Familien der Terroropfer werfen Merkel politisches Versagen vor



Bild: flickr; EU2017EE Estonian Presidency- Angela Merkel, Juha Sipilä [LIZENZ]

Die Hinterbliebenen der Opfer vom Berliner Breitscheidplatz klagen in einem offenen Brief die deutsche Bundesregierung und Kanzlerin Angela Merkel an.

Knapp ein Jahr nach dem islamistischen Terroranschlag in Berlin haben sich die Familien der Opfer an die Öffentlichkeit gewandt. In einem offenen Brief, den der „Spiegel“ veröffentlichte, beklagen sie die fehlende Unterstützung und Merkels „politische Untätigkeit“.

Anschlag als Folge des Regierungsversagens

„Frau Bundeskanzlerin, der Anschlag am Breitscheidplatz ist auch eine tragische Folge der politischen Untätigkeit Ihrer Bundesregierung“, heißt es im Brief.
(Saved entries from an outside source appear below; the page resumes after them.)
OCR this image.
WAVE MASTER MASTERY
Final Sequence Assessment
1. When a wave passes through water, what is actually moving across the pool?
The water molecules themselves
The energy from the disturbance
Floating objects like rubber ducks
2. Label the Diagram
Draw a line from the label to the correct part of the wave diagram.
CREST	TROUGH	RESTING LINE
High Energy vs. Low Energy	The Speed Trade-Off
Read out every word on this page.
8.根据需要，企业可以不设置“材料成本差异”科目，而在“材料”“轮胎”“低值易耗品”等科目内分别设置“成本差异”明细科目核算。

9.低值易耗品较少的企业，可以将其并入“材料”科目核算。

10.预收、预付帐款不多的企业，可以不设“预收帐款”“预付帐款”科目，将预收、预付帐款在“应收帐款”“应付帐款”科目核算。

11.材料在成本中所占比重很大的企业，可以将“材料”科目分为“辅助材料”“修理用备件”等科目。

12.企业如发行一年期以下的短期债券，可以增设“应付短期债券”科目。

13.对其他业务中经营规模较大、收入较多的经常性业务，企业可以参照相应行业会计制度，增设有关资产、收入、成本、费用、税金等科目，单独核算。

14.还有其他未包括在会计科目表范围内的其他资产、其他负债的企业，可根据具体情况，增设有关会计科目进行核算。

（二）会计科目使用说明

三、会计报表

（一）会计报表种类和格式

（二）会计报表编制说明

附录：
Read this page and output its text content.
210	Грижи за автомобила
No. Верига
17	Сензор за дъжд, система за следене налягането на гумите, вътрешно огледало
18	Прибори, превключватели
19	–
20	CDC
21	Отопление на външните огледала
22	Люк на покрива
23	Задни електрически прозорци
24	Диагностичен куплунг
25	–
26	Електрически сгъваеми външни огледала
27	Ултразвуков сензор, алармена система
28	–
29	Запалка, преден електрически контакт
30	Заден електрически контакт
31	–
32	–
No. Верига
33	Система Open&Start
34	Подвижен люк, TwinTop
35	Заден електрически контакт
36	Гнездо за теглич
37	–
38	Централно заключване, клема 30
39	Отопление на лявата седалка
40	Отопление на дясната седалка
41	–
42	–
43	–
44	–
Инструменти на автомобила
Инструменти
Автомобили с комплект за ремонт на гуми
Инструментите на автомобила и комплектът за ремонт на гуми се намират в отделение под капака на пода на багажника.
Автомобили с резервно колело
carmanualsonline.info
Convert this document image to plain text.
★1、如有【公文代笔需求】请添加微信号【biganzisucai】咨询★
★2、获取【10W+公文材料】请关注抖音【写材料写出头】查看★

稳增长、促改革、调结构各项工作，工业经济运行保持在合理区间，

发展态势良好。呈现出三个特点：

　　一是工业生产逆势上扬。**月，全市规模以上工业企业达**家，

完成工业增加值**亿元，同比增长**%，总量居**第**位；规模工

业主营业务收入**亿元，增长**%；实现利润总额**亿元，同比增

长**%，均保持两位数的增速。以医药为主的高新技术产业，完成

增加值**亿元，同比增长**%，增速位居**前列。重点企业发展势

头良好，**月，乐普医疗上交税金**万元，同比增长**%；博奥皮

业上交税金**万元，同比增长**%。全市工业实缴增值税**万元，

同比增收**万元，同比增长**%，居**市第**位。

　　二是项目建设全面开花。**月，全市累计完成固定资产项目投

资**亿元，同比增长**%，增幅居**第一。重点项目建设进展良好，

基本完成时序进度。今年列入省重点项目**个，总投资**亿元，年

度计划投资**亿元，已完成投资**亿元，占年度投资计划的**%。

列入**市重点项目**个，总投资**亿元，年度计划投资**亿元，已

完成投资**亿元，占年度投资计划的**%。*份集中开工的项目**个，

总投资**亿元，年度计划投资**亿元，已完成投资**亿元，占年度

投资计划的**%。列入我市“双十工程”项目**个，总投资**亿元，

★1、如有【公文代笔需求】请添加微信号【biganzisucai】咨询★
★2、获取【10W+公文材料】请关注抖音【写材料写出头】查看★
In einer Zeit, in der die Bedrohung durch islamistische Gefährder „deutlich zugenommen“ habe, hätte Merkel es versäumt, „rechtzeitig den Ressourcenausbau und die Reformierung der wirren behördlichen Strukturen“ voranzutreiben.

Eine Frage des Respekts und Anstands

Außerdem beklagten die Hinterbliebenen den fehlenden Respekt der Kanzlerin:

„In Bezug auf den Umgang mit uns Hinterbliebenen müssen wir zur Kenntnis nehmen, Frau Bundeskanzlerin, dass Sie uns auch fast ein Jahr nach dem Anschlag weder persönlich noch schriftlich kondoliert haben. Wir sind der Auffassung, dass Sie damit Ihrem Amt nicht gerecht werden.“

Es sei „eine Frage des Respekts, des Anstands und eigentlich eine Selbstverständlichkeit“, dass Merkel im Namen der Regierung den Hinterbliebenen gegenüber den Verlust ihrer Familienangehörigen durch einen Terroranschlag anerkennen.

Zu wenig Unterstützung für Hinterbliebene

In den ersten Tagen und Wochen nach dem Anschlag hätte sich niemand von „offizieller Seite“ um die Hinterbliebenen gekümmert. Erst nach 22 Tagen sei das erste offizielle Schreiben der deutschen Behörden an einen Teil der Familienangehörigen angekommen. Zudem hatte es fast drei Monate gedauert, bis die Bundesregierung einen Beauftragten für die Opfer und Hinterbliebenen des Anschlags ernannte.

Doch die Unterstützung der Familien sei bis heute nicht ausreichend. Seit dem Anschlag stehen viele der Familien vor ungelösten finanziellen Schwierigkeiten.

„Es ist unsere konkrete Erwartung an Sie, Frau Bundeskanzlerin, dass die Bundesrepublik unseren Familien unbürokratisch und umfassend hilft und für die heutigen und künftigen finanziellen Schäden aufkommt“, heißt es im Schreiben weiter.

Denkmal für Terroropfer

Laut Bericht der „Welt“ teilte ein Regierungssprecher auf Anfrage mit, dass Merkel am Jahrestag des Anschlags an der Einweihung eines Denkmals für die Opfer teilnehmen werde. Vom Vortrag wolle sie zudem Angehörige zu einem Gespräch treffen.